Taylor Swift participates in a graduation ceremony for New York University (Seth Wenig/AP)
Taylor Swift participates in a graduation ceremony for New York University (Seth Wenig/AP)

Taylor Swift has Grammys galore and now she has a new title — “doctor”.

The superstar received an honorary doctorate of fine arts from New York University on Wednesday, blowing kisses as the crowd roared when she walked toward the stage at a packed Yankee Stadium.

Sporting her signature red lipstick and newly awarded honorary robe, Swift joked to the thousands of graduates assembled: “I’m 90% sure the main reason I’m here is because I have a song called 22.

NYU Graduation
Taylor Swift waves to graduates (Seth Wenig/AP)

“I never got to have a normal college experience per se.

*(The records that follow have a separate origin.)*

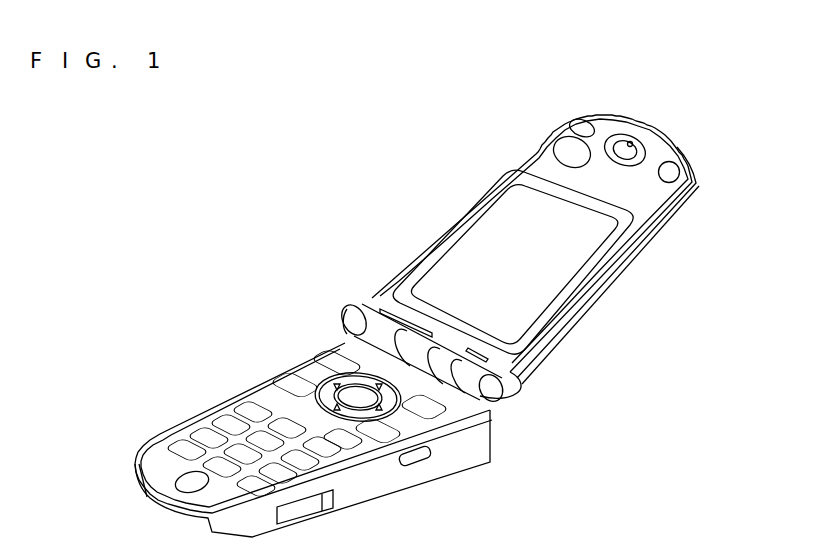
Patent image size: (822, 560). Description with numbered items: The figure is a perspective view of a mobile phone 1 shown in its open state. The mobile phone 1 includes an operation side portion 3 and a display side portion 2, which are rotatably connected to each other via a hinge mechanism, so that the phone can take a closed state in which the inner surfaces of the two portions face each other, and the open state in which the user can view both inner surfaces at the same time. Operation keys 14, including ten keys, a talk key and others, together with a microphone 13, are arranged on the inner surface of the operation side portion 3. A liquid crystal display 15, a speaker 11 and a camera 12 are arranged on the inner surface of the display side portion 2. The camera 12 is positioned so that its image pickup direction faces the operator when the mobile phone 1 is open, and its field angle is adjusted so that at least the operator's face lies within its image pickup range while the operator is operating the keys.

The mobile phone 1 is at (224, 133).
The display side portion 2 is at (610, 267).
The operation side portion 3 is at (458, 440).
The speaker 11 is at (631, 143).
The camera 12 is at (568, 148).
The microphone 13 is at (197, 477).
The operation keys 14 is at (139, 426).
The liquid crystal display (LCD) 15 is at (483, 240).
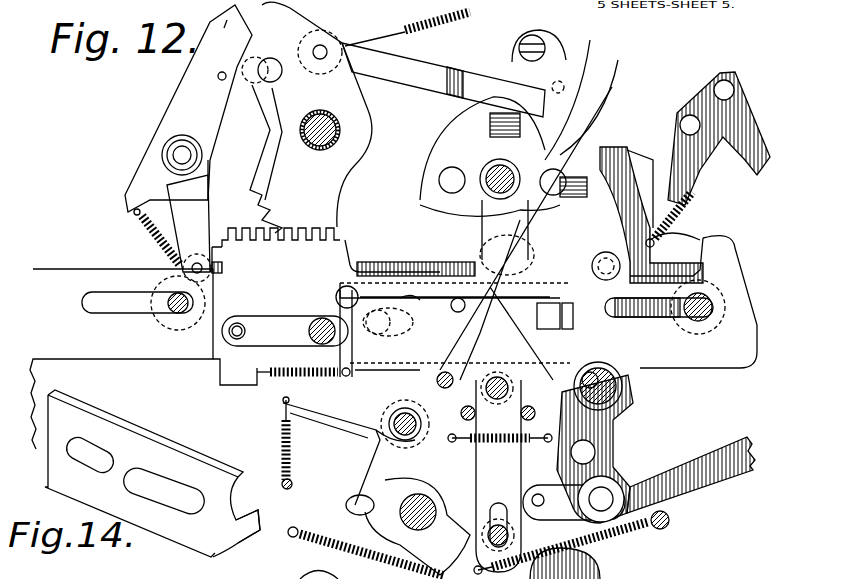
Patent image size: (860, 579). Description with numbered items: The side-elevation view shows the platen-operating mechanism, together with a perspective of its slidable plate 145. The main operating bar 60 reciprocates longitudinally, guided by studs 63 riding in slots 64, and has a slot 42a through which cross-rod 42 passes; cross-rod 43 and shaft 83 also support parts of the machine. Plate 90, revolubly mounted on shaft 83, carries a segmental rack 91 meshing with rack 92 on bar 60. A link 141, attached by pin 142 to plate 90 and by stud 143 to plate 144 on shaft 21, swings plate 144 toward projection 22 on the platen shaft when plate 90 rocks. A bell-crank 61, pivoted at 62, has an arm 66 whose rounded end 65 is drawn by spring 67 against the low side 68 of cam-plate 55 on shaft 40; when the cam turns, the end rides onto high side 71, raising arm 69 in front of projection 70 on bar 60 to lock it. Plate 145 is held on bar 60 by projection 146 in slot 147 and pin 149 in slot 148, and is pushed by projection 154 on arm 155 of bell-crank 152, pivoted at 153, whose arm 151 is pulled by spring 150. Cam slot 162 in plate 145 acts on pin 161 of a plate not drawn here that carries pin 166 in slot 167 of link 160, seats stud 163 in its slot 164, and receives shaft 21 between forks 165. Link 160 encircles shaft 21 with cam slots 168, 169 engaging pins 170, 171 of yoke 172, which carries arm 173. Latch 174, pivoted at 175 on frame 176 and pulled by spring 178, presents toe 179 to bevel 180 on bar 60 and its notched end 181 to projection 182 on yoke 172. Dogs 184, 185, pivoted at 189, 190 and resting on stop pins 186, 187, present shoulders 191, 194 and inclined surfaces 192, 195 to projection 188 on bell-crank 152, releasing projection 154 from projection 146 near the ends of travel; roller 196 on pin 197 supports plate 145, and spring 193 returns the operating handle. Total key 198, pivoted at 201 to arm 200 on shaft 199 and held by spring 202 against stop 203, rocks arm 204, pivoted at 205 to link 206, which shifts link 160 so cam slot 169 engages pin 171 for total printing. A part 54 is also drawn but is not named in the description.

In FIG. 12, the shaft 21 is at (526, 233).
In FIG. 12, the projection 22 is at (528, 45).
In FIG. 12, the shaft 40 is at (418, 494).
In FIG. 12, the cross-rod 42 is at (300, 330).
In FIG. 12, the slot 42a is at (250, 300).
In FIG. 12, the cross-rod 43 is at (625, 378).
In FIG. 12, the spring 54 is at (620, 538).
In FIG. 12, the cam-plate 55 is at (430, 545).
In FIG. 12, the main operating bar 60 is at (135, 272).
In FIG. 12, the bell-crank 61 is at (372, 432).
In FIG. 12, the pivot 62 is at (395, 420).
In FIG. 12, the studs 63 is at (170, 305).
In FIG. 12, the slots 64 is at (110, 308).
In FIG. 12, the rounded end 65 is at (352, 512).
In FIG. 12, the arm 66 is at (392, 447).
In FIG. 12, the spring 67 is at (290, 442).
In FIG. 12, the low side 68 is at (355, 495).
In FIG. 12, the arm 69 is at (270, 405).
In FIG. 12, the projection 70 is at (220, 380).
In FIG. 12, the high side 71 is at (400, 540).
In FIG. 12, the shaft 83 is at (312, 150).
In FIG. 12, the plate 90 is at (317, 114).
In FIG. 12, the segmental rack 91 is at (255, 208).
In FIG. 12, the rack 92 is at (275, 222).
In FIG. 12, the link 141 is at (443, 80).
In FIG. 12, the pin 142 is at (321, 49).
In FIG. 12, the stud 143 is at (562, 80).
In FIG. 12, the plate 144 is at (592, 92).
In FIG. 12, the slidable plate 145 is at (316, 207).
In FIG. 14, the slidable plate 145 is at (115, 432).
In FIG. 12, the projection 146 is at (628, 305).
In FIG. 14, the projection 146 is at (233, 525).
In FIG. 12, the slot 147 is at (590, 322).
In FIG. 12, the slot 148 is at (378, 325).
In FIG. 14, the slot 148 is at (83, 470).
In FIG. 12, the pin 149 is at (358, 336).
In FIG. 12, the spring 150 is at (270, 372).
In FIG. 12, the arm 151 is at (340, 400).
In FIG. 12, the bell-crank 152 is at (320, 322).
In FIG. 12, the pivot 153 is at (335, 290).
In FIG. 12, the projection 154 is at (560, 330).
In FIG. 12, the arm 155 is at (400, 282).
In FIG. 12, the link 160 is at (605, 150).
In FIG. 12, the pin 161 is at (445, 332).
In FIG. 14, the cam slot 162 is at (163, 500).
In FIG. 12, the stud 163 is at (508, 535).
In FIG. 12, the slot 164 is at (520, 514).
In FIG. 12, the forks 165 is at (480, 165).
In FIG. 12, the pin 166 is at (503, 357).
In FIG. 12, the slot 167 is at (503, 487).
In FIG. 12, the cam slot 168 is at (493, 170).
In FIG. 12, the cam slot 169 is at (572, 150).
In FIG. 12, the pin 170 is at (445, 178).
In FIG. 12, the pin 171 is at (563, 194).
In FIG. 12, the yoke 172 is at (430, 200).
In FIG. 12, the arm 173 is at (458, 118).
In FIG. 12, the latch 174 is at (650, 190).
In FIG. 12, the pivot 175 is at (603, 262).
In FIG. 12, the frame 176 is at (700, 475).
In FIG. 12, the spring 178 is at (695, 192).
In FIG. 12, the toe 179 is at (478, 255).
In FIG. 12, the bevel 180 is at (455, 265).
In FIG. 12, the notched end 181 is at (625, 165).
In FIG. 12, the projection 182 is at (485, 470).
In FIG. 12, the dog 184 is at (430, 380).
In FIG. 12, the dog 185 is at (596, 380).
In FIG. 12, the stop pin 186 is at (468, 442).
In FIG. 12, the stop pin 187 is at (575, 432).
In FIG. 12, the projection 188 is at (452, 306).
In FIG. 12, the pivot 189 is at (440, 378).
In FIG. 12, the pivot 190 is at (590, 376).
In FIG. 12, the shoulder 191 is at (420, 302).
In FIG. 12, the inclined surface 192 is at (580, 262).
In FIG. 12, the spring 193 is at (435, 27).
In FIG. 12, the shoulder 194 is at (557, 262).
In FIG. 12, the inclined surface 195 is at (539, 212).
In FIG. 12, the antifriction roller 196 is at (488, 392).
In FIG. 12, the pin 197 is at (511, 337).
In FIG. 12, the total key 198 is at (227, 20).
In FIG. 12, the shaft 199 is at (180, 153).
In FIG. 12, the arm 200 is at (205, 112).
In FIG. 12, the pivot 201 is at (260, 57).
In FIG. 12, the spring 202 is at (134, 212).
In FIG. 12, the stop 203 is at (218, 76).
In FIG. 12, the arm 204 is at (212, 178).
In FIG. 12, the pivot 205 is at (197, 262).
In FIG. 12, the link 206 is at (375, 262).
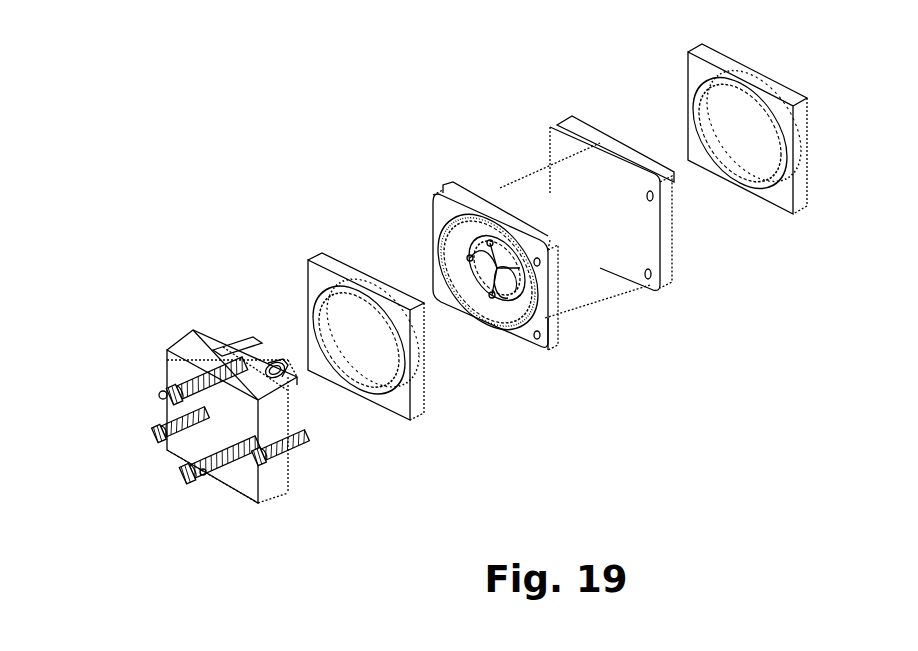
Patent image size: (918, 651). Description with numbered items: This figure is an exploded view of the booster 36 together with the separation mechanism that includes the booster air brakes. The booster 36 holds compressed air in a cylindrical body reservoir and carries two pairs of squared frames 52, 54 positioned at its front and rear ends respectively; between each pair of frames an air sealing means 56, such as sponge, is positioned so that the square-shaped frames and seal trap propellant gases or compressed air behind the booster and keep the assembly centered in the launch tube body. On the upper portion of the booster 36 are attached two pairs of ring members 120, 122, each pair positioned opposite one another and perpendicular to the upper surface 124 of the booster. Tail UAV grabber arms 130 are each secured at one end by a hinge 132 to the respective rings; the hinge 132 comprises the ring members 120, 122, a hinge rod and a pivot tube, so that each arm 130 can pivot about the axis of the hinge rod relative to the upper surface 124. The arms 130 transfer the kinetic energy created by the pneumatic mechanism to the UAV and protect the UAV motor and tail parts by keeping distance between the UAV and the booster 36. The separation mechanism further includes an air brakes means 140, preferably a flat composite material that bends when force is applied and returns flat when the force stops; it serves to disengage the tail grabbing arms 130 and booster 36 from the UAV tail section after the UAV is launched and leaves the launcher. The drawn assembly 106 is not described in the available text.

The booster 36 is at (545, 221).
The squared frame 52 is at (420, 215).
The squared frame 54 is at (620, 140).
The air sealing means 56 is at (800, 155).
The connector assembly 106 is at (231, 366).
The ring member 120 is at (470, 258).
The ring member 122 is at (490, 243).
The upper surface 124 is at (463, 278).
The tail UAV grabber arm 130 is at (163, 395).
The hinge 132 is at (295, 405).
The air brakes means 140 is at (165, 368).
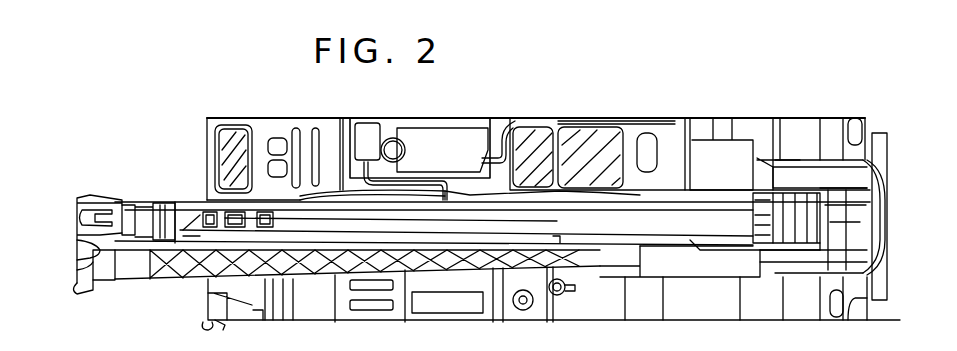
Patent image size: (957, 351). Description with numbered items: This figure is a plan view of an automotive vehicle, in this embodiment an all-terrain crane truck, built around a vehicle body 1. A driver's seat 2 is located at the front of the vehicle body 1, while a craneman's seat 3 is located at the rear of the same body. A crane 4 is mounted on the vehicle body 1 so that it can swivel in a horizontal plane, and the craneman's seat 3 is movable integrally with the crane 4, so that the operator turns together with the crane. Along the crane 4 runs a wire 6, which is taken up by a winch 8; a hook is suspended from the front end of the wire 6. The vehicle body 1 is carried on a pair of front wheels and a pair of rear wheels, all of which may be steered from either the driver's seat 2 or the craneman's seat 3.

The vehicle body 1 is at (447, 113).
The driver's seat 2 is at (262, 128).
The craneman's seat 3 is at (578, 124).
The crane 4 is at (410, 233).
The wire 6 is at (697, 210).
The winch 8 is at (890, 226).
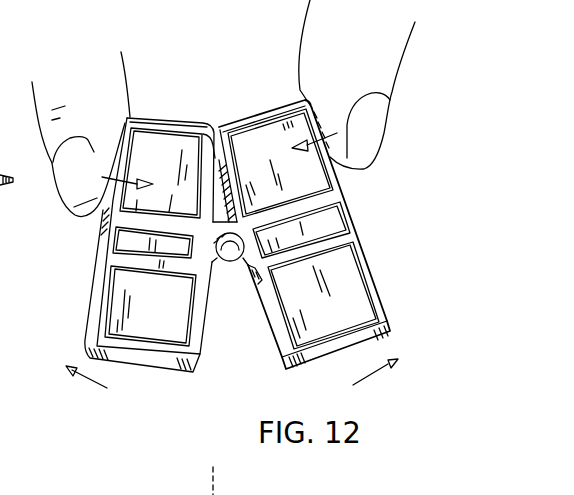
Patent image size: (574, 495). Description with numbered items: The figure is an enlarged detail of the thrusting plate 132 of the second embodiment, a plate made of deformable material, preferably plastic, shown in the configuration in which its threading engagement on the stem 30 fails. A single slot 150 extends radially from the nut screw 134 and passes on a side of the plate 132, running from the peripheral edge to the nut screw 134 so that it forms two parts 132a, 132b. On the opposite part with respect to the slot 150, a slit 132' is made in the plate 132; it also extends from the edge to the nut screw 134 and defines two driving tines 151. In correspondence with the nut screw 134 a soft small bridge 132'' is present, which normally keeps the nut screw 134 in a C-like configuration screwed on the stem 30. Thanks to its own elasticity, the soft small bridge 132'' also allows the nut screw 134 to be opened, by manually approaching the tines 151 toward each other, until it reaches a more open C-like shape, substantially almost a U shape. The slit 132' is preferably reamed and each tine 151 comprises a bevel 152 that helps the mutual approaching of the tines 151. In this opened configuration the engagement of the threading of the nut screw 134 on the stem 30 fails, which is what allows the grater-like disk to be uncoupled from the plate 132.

The stem 30 is at (17, 210).
The thrusting plate 132 is at (215, 217).
The first part of the plate 132a is at (132, 289).
The second part of the plate 132b is at (350, 312).
The slit 132' is at (254, 145).
The soft small bridge 132'' is at (337, 223).
The nut screw 134 is at (112, 243).
The slot 150 is at (230, 307).
The driving tines 151 is at (155, 140).
The bevel 152 is at (213, 155).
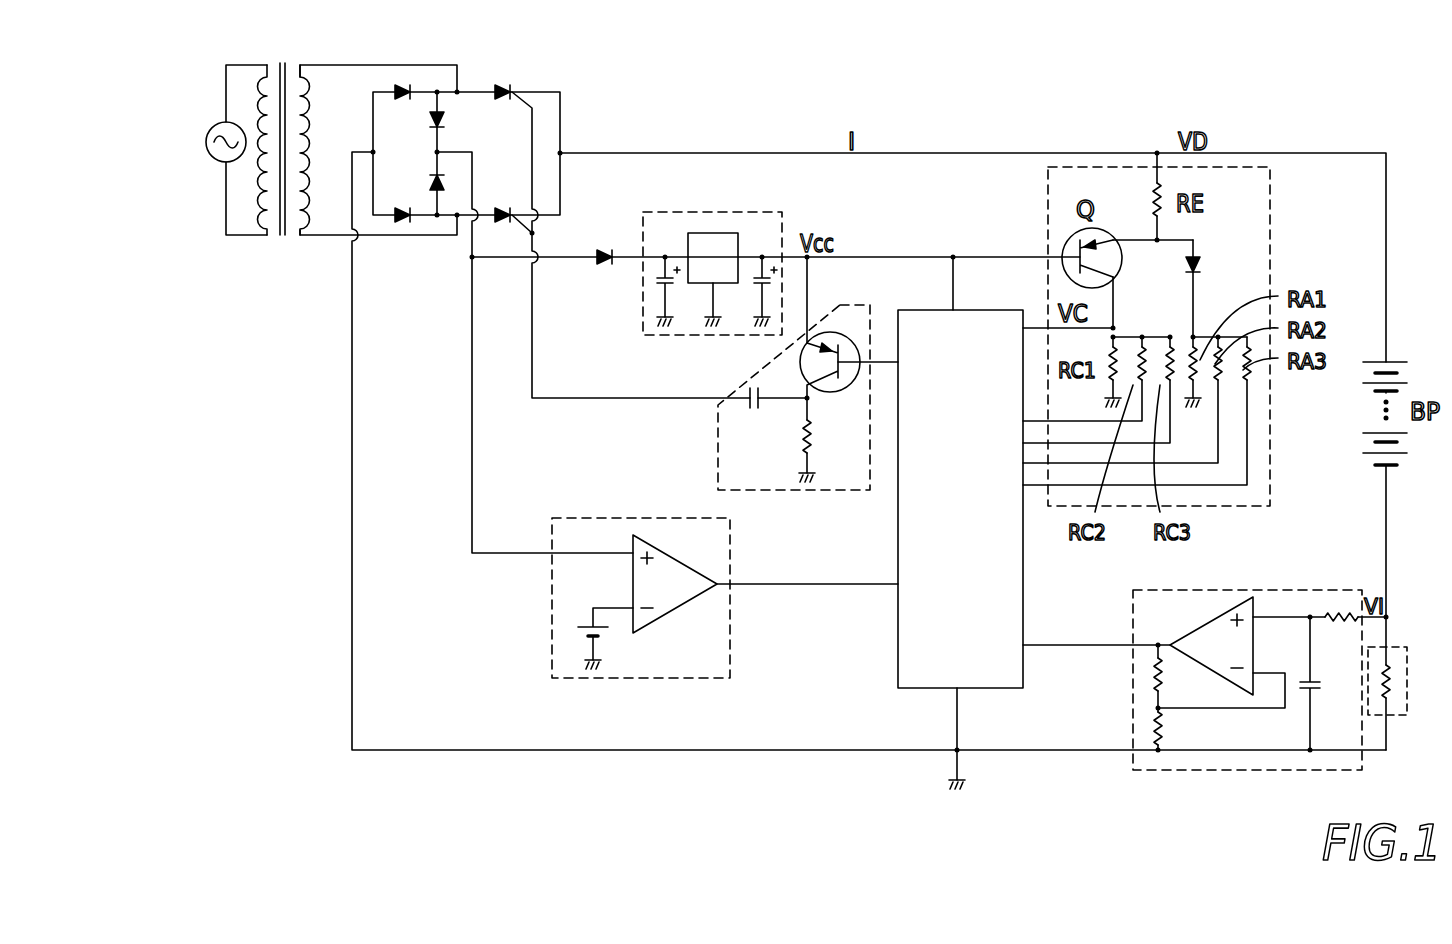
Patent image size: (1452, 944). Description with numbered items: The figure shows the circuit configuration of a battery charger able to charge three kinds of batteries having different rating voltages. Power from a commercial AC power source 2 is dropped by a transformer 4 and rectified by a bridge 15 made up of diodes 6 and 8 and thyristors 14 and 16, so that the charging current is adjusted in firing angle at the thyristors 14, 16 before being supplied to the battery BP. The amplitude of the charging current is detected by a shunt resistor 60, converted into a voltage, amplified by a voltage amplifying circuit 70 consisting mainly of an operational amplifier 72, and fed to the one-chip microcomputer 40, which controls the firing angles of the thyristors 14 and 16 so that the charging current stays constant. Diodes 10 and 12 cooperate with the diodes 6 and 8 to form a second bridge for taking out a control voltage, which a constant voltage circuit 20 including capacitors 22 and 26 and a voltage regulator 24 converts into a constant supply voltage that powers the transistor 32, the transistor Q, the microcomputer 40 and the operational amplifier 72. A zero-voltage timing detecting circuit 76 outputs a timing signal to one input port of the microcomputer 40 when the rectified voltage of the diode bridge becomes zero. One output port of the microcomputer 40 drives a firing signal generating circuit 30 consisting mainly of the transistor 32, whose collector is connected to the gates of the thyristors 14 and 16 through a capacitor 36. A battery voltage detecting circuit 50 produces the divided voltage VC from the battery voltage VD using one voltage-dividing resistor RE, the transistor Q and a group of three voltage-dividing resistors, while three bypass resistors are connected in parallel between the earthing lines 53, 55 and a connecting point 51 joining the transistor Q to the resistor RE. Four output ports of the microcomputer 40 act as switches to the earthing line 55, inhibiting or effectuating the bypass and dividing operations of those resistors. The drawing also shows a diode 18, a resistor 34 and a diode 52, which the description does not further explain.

The commercial AC power source 2 is at (207, 160).
The transformer 4 is at (282, 40).
The diode 6 is at (409, 100).
The diode 8 is at (406, 207).
The diode 10 is at (447, 123).
The diode 12 is at (445, 185).
The thyristor 14 is at (507, 84).
The bridge 15 is at (559, 84).
The thyristor 16 is at (500, 225).
The diode 18 is at (599, 267).
The constant voltage circuit 20 is at (681, 211).
The capacitor 22 is at (659, 287).
The voltage regulator 24 is at (706, 284).
The capacitor 26 is at (756, 287).
The firing signal generating circuit 30 is at (853, 303).
The transistor 32 is at (833, 392).
The resistor 34 is at (812, 440).
The capacitor 36 is at (754, 410).
The one-chip microcomputer 40 is at (994, 605).
The battery voltage detecting circuit 50 is at (1277, 217).
The connecting point 51 is at (1157, 240).
The diode 52 is at (1205, 262).
The earthing line 53 is at (1200, 394).
The earthing line 55 is at (968, 778).
The shunt resistor 60 is at (1407, 703).
The voltage amplifying circuit 70 is at (1295, 590).
The operational amplifier 72 is at (1225, 664).
The zero-voltage timing detecting circuit 76 is at (731, 608).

I went to public high school until 10th grade and then finished my education doing home school work on the floor of airport terminals,” Swift said in her commencement speech.

The singer-songwriter, producer and director said that she began her music career at 15, touring different radio stations across the country.

She went on to sell more than 100 million albums and won album of the year at the 2021 Grammys for her album Folkore, making her the first person to win the category three times.

Her previous wins came in 2010 for Fearless and 2016 for 1989.

She winked at the crowd when Jason King of the Clive Davis Institute of Recorded Music mentioned her newly rerecorded albums, including Fearless.

NYU Graduation
Taylor Swift receives her honorary degree (Seth Wenig/AP)

Swift shared advice with the class of 2022 but offered the warning that, “I in no way feel qualified to tell you what to do. You’ve worked and struggled and sacrificed and studied and dreamed your way here today. I won’t tell you what to do because nobody likes that, but I will however give you life hacks for when I was starting out my dreams as a career.

“Never be ashamed of trying. Effortlessness is a myth,” she said.

Swift concluded her speech by telling graduates that making mistakes is inevitable but “when hard things happen to us, we will recover, we will learn from it, we will grow more resilient because of it. As long as we are fortunate enough to be breathing, we will breathe in, breathe through, breathe deep and breathe out. I am a doctor now so I know how breathing works.